—¡Lucie!
El policía extendió los brazos con las palmas hacia el techo.
—Estas notas conciernen a nuestro caso. Ese capullo de comandante de la gendarmería nos ha expulsado. Si hubiera hallado este cuaderno, nos habría impedido obtener la información. Ni hablar de soltar ni un ápice NUESTRO caso. En vez de maldecir, échale un vistazo a esas páginas.
Sharko suspiró. La mujer menuda que se hallaba frente a él era una «Lucie Henebelle» de pura cepa.
—Habrá que pensar en algo para devolverlo. No nos lo podemos quedar para nosotros, se trata de una prueba de convicción esencial. —Con las mandíbulas apretadas, Sharko pasó finalmente las páginas. Resiguió con un dedo el dibujo del principio, muy serio—. Otra vez este símbolo, idéntico al tatuaje del chaval.
—Cosa que demuestra que todo está relacionado.
Hojeó las hojas sueltas y las páginas del cuaderno.
—Esto lo han escrito dos personas diferentes.
—Lo sé. Una en el cuaderno y la otra en las hojas sueltas.
Observó la foto en blanco y negro. Sus ojos se abrieron como platos.
—Pero ¿este es Einstein?
—El mismo.
—No conozco al otro hombre, pero la mujer… parece Marie Curie. ¿Es Marie Curie?
Lucie se frotó los hombros, como si tuviera frío. Se situó junto a la calefacción, de espaldas a la ventana.
—No lo sé.
—Sí, es ella, estoy prácticamente seguro. Una foto increíble… Lástima que esté en parte quemada.
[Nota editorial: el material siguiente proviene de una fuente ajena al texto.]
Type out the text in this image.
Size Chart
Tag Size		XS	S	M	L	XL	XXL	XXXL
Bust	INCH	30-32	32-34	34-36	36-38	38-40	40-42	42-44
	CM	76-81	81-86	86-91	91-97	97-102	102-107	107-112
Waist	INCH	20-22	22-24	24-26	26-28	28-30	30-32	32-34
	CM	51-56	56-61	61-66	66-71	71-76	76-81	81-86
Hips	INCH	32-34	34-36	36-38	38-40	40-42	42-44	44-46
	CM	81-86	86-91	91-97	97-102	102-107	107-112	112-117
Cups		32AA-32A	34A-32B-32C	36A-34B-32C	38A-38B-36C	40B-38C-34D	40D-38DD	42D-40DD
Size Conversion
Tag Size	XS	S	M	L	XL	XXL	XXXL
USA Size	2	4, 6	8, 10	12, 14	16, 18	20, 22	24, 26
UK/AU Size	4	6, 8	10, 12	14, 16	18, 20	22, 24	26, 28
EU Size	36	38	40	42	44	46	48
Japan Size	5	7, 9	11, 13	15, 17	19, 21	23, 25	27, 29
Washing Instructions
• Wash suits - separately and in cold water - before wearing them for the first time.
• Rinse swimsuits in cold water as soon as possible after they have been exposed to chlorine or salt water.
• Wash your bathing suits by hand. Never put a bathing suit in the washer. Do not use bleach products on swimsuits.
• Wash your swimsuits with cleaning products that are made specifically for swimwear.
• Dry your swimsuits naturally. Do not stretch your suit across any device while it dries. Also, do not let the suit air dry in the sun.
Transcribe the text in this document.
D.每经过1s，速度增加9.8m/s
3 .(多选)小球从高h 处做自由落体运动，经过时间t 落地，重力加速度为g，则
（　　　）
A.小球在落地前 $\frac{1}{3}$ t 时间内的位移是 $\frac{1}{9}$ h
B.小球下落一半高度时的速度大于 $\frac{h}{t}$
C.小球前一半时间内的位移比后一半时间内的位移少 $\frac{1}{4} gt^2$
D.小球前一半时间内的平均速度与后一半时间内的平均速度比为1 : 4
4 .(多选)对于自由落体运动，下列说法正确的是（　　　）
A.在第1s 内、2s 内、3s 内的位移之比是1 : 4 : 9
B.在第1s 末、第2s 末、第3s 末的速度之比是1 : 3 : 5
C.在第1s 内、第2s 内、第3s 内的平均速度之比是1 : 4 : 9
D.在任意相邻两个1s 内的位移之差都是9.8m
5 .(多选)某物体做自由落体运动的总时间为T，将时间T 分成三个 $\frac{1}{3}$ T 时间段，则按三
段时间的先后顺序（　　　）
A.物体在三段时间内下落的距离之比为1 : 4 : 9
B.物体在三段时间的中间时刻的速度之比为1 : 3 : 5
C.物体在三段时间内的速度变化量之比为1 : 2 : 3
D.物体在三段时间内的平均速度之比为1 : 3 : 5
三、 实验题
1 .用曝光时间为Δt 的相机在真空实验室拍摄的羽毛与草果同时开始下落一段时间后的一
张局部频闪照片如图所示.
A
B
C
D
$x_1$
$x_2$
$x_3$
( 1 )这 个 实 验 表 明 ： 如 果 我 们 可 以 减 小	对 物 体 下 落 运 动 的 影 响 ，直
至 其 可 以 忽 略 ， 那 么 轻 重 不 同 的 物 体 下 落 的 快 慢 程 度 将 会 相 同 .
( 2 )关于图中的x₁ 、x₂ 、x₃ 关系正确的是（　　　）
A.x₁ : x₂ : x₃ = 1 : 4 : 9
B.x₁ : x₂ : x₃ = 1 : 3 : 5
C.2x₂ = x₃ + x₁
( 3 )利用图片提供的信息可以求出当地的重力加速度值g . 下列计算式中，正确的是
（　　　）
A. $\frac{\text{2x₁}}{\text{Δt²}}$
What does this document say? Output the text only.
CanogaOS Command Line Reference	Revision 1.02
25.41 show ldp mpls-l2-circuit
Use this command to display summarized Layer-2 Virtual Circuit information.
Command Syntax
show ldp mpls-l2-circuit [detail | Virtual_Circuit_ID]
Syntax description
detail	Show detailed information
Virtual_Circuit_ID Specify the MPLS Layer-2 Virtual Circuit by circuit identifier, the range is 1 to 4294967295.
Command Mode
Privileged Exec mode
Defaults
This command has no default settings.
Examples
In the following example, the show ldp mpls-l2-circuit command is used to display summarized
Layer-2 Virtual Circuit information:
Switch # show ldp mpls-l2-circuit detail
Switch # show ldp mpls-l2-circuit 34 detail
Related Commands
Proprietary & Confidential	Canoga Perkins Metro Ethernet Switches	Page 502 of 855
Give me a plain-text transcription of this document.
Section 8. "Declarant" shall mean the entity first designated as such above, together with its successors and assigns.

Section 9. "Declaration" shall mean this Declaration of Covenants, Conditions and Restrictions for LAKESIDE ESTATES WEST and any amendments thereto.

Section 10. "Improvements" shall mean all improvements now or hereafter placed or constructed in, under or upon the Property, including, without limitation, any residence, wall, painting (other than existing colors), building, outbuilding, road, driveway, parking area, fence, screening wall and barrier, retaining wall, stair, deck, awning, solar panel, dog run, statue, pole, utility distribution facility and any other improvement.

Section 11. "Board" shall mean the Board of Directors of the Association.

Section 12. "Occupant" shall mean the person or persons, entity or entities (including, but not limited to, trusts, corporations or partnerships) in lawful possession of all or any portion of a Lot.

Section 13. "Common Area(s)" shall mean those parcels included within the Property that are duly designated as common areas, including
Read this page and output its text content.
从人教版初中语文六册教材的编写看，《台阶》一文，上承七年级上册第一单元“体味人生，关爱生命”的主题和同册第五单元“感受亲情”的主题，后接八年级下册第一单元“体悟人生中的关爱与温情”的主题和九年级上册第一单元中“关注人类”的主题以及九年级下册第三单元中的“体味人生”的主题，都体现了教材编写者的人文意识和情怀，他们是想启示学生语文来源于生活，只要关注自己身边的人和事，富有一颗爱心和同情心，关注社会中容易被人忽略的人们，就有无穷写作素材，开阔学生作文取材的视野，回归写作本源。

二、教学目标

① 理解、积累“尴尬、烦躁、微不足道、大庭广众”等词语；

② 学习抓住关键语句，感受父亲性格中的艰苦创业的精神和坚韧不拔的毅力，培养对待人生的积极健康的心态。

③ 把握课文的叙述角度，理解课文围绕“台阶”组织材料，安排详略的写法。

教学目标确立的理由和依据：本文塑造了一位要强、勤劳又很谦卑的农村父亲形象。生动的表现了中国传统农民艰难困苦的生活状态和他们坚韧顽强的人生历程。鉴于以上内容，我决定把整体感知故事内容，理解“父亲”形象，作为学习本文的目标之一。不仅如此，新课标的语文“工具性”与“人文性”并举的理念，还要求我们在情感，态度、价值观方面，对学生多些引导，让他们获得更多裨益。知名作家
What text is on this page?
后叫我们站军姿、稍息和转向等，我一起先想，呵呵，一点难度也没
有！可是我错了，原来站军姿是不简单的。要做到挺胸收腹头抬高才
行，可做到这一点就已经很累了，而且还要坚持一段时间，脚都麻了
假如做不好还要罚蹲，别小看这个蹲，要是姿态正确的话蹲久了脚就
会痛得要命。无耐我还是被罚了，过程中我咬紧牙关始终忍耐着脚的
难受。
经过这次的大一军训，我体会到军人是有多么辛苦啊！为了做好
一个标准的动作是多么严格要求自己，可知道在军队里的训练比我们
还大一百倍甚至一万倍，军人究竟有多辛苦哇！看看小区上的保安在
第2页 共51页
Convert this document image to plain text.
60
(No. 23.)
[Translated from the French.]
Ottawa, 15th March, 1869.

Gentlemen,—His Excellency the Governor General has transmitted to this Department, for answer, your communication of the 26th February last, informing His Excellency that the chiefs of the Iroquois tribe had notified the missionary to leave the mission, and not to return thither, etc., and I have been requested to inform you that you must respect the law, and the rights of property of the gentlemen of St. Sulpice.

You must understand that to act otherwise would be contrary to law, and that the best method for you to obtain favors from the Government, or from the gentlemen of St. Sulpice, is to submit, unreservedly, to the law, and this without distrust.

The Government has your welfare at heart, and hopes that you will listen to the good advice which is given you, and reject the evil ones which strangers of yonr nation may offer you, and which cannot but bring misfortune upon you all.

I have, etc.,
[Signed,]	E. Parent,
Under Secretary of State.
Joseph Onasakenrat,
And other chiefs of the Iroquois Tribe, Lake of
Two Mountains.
—Me hiela la sangre. Observa cómo los tres miran al objetivo. Parece como si no quisieran que les hicieran esa foto. Y, además, ese sitio, tan oscuro. ¿Qué buscarían allí? ¿De qué estarían hablando en ese momento?
Intrigado por la fotografía, Sharko prosiguió la exploración. Las fórmulas, las notas manuscritas. Su mirada se ensombrecía, su ceño se fruncía. Finalmente, cerró el cuaderno y descubrió un tampón ligeramente borrado, en la parte inferior de la cubierta posterior. Se lo mostró a Lucie.
—¿Lo habías visto?
La policía se aproximó a él, intrigada.
—«Hospital especializado Michel Fontan, Rumilly, 1999.» No, se me había escapado. ¡Mierda! Rumilly…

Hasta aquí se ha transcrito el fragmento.